Une personne qui refuse de travailler à côté d’une femme, que son chef soit une femme, ou même c’est arrivé récemment à une dirigeante de la RATP, qu’un homme refuse de lui serrer la main parce qu’elle est une femme. Il y a bien d’autres cas : des discriminations de faits pratiqués entre salariés, des locaux syndicaux transformés sauvagement en salle de prières, comme dans une entreprise de nettoyage de la banlieue parisienne, des tentatives d’entrisme communautaire dans certaines sections syndicales, Force Ouvrière a d’ailleurs reconnu récemment avoir été l’objet d’une telle tentative dans une entreprise ; ou encore des recrutements ou des pratiques ultra-communautaires pour constituer des rapports de force au sein des entreprises, on l’avait observé par exemple il y a quelques années au sein d’une équipe de bagagistes d’Air France.

Que peut-on contre ces pratiques ? 

Les entreprises ont une double légitimité à intervenir : elles sont à la fois responsables de la sécurité de leurs salariés, et de la sécurité de leurs clients.
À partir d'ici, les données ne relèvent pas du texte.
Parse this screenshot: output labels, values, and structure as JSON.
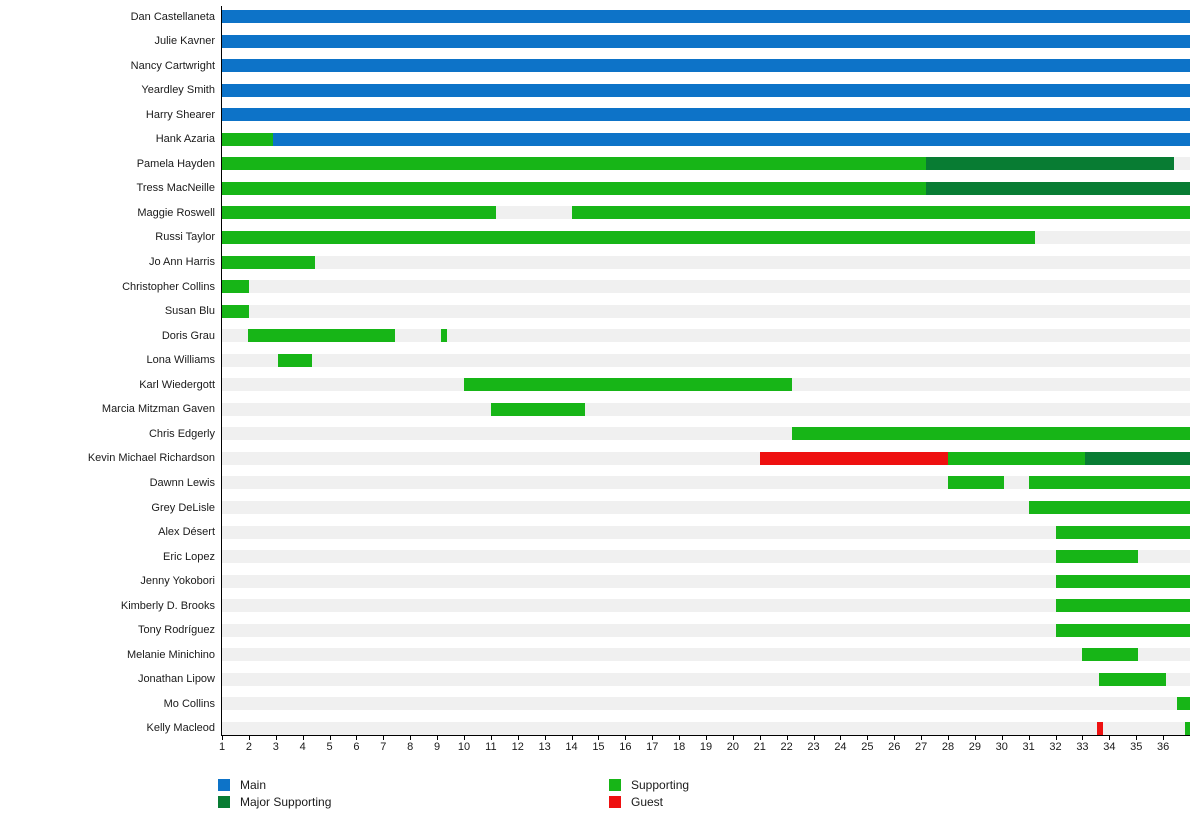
{
  "chart_data": {
    "type": "bar",
    "variant": "horizontal-timeline-gantt",
    "title": "",
    "xlabel": "",
    "ylabel": "",
    "grid": false,
    "legend_position": "bottom",
    "x_axis": {
      "min": 1,
      "max": 37,
      "ticks": [
        1,
        2,
        3,
        4,
        5,
        6,
        7,
        8,
        9,
        10,
        11,
        12,
        13,
        14,
        15,
        16,
        17,
        18,
        19,
        20,
        21,
        22,
        23,
        24,
        25,
        26,
        27,
        28,
        29,
        30,
        31,
        32,
        33,
        34,
        35,
        36
      ]
    },
    "categories": [
      "Dan Castellaneta",
      "Julie Kavner",
      "Nancy Cartwright",
      "Yeardley Smith",
      "Harry Shearer",
      "Hank Azaria",
      "Pamela Hayden",
      "Tress MacNeille",
      "Maggie Roswell",
      "Russi Taylor",
      "Jo Ann Harris",
      "Christopher Collins",
      "Susan Blu",
      "Doris Grau",
      "Lona Williams",
      "Karl Wiedergott",
      "Marcia Mitzman Gaven",
      "Chris Edgerly",
      "Kevin Michael Richardson",
      "Dawnn Lewis",
      "Grey DeLisle",
      "Alex Désert",
      "Eric Lopez",
      "Jenny Yokobori",
      "Kimberly D. Brooks",
      "Tony Rodríguez",
      "Melanie Minichino",
      "Jonathan Lipow",
      "Mo Collins",
      "Kelly Macleod"
    ],
    "rows": [
      {
        "name": "Dan Castellaneta",
        "segments": [
          {
            "role": "main",
            "start": 1,
            "end": 37
          }
        ]
      },
      {
        "name": "Julie Kavner",
        "segments": [
          {
            "role": "main",
            "start": 1,
            "end": 37
          }
        ]
      },
      {
        "name": "Nancy Cartwright",
        "segments": [
          {
            "role": "main",
            "start": 1,
            "end": 37
          }
        ]
      },
      {
        "name": "Yeardley Smith",
        "segments": [
          {
            "role": "main",
            "start": 1,
            "end": 37
          }
        ]
      },
      {
        "name": "Harry Shearer",
        "segments": [
          {
            "role": "main",
            "start": 1,
            "end": 37
          }
        ]
      },
      {
        "name": "Hank Azaria",
        "segments": [
          {
            "role": "supporting",
            "start": 1,
            "end": 2.9
          },
          {
            "role": "main",
            "start": 2.9,
            "end": 37
          }
        ]
      },
      {
        "name": "Pamela Hayden",
        "segments": [
          {
            "role": "supporting",
            "start": 1,
            "end": 27.2
          },
          {
            "role": "major_supporting",
            "start": 27.2,
            "end": 36.4
          }
        ]
      },
      {
        "name": "Tress MacNeille",
        "segments": [
          {
            "role": "supporting",
            "start": 1,
            "end": 27.2
          },
          {
            "role": "major_supporting",
            "start": 27.2,
            "end": 37
          }
        ]
      },
      {
        "name": "Maggie Roswell",
        "segments": [
          {
            "role": "supporting",
            "start": 1,
            "end": 11.2
          },
          {
            "role": "supporting",
            "start": 14,
            "end": 37
          }
        ]
      },
      {
        "name": "Russi Taylor",
        "segments": [
          {
            "role": "supporting",
            "start": 1,
            "end": 31.25
          }
        ]
      },
      {
        "name": "Jo Ann Harris",
        "segments": [
          {
            "role": "supporting",
            "start": 1,
            "end": 4.45
          }
        ]
      },
      {
        "name": "Christopher Collins",
        "segments": [
          {
            "role": "supporting",
            "start": 1,
            "end": 2
          }
        ]
      },
      {
        "name": "Susan Blu",
        "segments": [
          {
            "role": "supporting",
            "start": 1,
            "end": 2
          }
        ]
      },
      {
        "name": "Doris Grau",
        "segments": [
          {
            "role": "supporting",
            "start": 1.95,
            "end": 7.45
          },
          {
            "role": "supporting",
            "start": 9.15,
            "end": 9.35
          }
        ]
      },
      {
        "name": "Lona Williams",
        "segments": [
          {
            "role": "supporting",
            "start": 3.1,
            "end": 4.35
          }
        ]
      },
      {
        "name": "Karl Wiedergott",
        "segments": [
          {
            "role": "supporting",
            "start": 10,
            "end": 22.2
          }
        ]
      },
      {
        "name": "Marcia Mitzman Gaven",
        "segments": [
          {
            "role": "supporting",
            "start": 11,
            "end": 14.5
          }
        ]
      },
      {
        "name": "Chris Edgerly",
        "segments": [
          {
            "role": "supporting",
            "start": 22.2,
            "end": 37
          }
        ]
      },
      {
        "name": "Kevin Michael Richardson",
        "segments": [
          {
            "role": "guest",
            "start": 21,
            "end": 28
          },
          {
            "role": "supporting",
            "start": 28,
            "end": 33.1
          },
          {
            "role": "major_supporting",
            "start": 33.1,
            "end": 37
          }
        ]
      },
      {
        "name": "Dawnn Lewis",
        "segments": [
          {
            "role": "supporting",
            "start": 28,
            "end": 30.1
          },
          {
            "role": "supporting",
            "start": 31,
            "end": 37
          }
        ]
      },
      {
        "name": "Grey DeLisle",
        "segments": [
          {
            "role": "supporting",
            "start": 31,
            "end": 37
          }
        ]
      },
      {
        "name": "Alex Désert",
        "segments": [
          {
            "role": "supporting",
            "start": 32,
            "end": 37
          }
        ]
      },
      {
        "name": "Eric Lopez",
        "segments": [
          {
            "role": "supporting",
            "start": 32,
            "end": 35.05
          }
        ]
      },
      {
        "name": "Jenny Yokobori",
        "segments": [
          {
            "role": "supporting",
            "start": 32,
            "end": 37
          }
        ]
      },
      {
        "name": "Kimberly D. Brooks",
        "segments": [
          {
            "role": "supporting",
            "start": 32,
            "end": 37
          }
        ]
      },
      {
        "name": "Tony Rodríguez",
        "segments": [
          {
            "role": "supporting",
            "start": 32,
            "end": 37
          }
        ]
      },
      {
        "name": "Melanie Minichino",
        "segments": [
          {
            "role": "supporting",
            "start": 33,
            "end": 35.05
          }
        ]
      },
      {
        "name": "Jonathan Lipow",
        "segments": [
          {
            "role": "supporting",
            "start": 33.6,
            "end": 36.1
          }
        ]
      },
      {
        "name": "Mo Collins",
        "segments": [
          {
            "role": "supporting",
            "start": 36.5,
            "end": 37
          }
        ]
      },
      {
        "name": "Kelly Macleod",
        "segments": [
          {
            "role": "guest",
            "start": 33.55,
            "end": 33.75
          },
          {
            "role": "supporting",
            "start": 36.8,
            "end": 37
          }
        ]
      }
    ],
    "legend": [
      {
        "label": "Main",
        "role": "main"
      },
      {
        "label": "Major Supporting",
        "role": "major_supporting"
      },
      {
        "label": "Supporting",
        "role": "supporting"
      },
      {
        "label": "Guest",
        "role": "guest"
      }
    ],
    "colors": {
      "main": "#0d73c8",
      "supporting": "#17b517",
      "major_supporting": "#087c33",
      "guest": "#ee1010",
      "track": "#f0f0f0",
      "axis": "#000000",
      "text": "#1a1a1a"
    }
  }
}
Toute la gamme des décisions est donc utilisées, des mutations, des changements de poste ou des interdictions de poste pour éviter les risques, mais aussi des sanctions pouvant aller jusqu’au licenciement dans les cas les plus graves ou même jusqu’à un signalement de police. Mais surtout les entreprises cherchent à aider les managers de proximité qui ont à gérer très concrètement ces phénomènes. Elles ont multiplié les guides, les formations RH, pour anticiper, et ne pas laisser les problèmes dégénérer. Les drames de ces derniers jours ont libéré la parole dans certaines entreprises. Et c’est une bonne chose. Les entreprises appartiennent à la société civile et chacun doit donc prendre ses responsabilités sur le terrain qui est le sien, dans, bien sûr le strict respect des lois.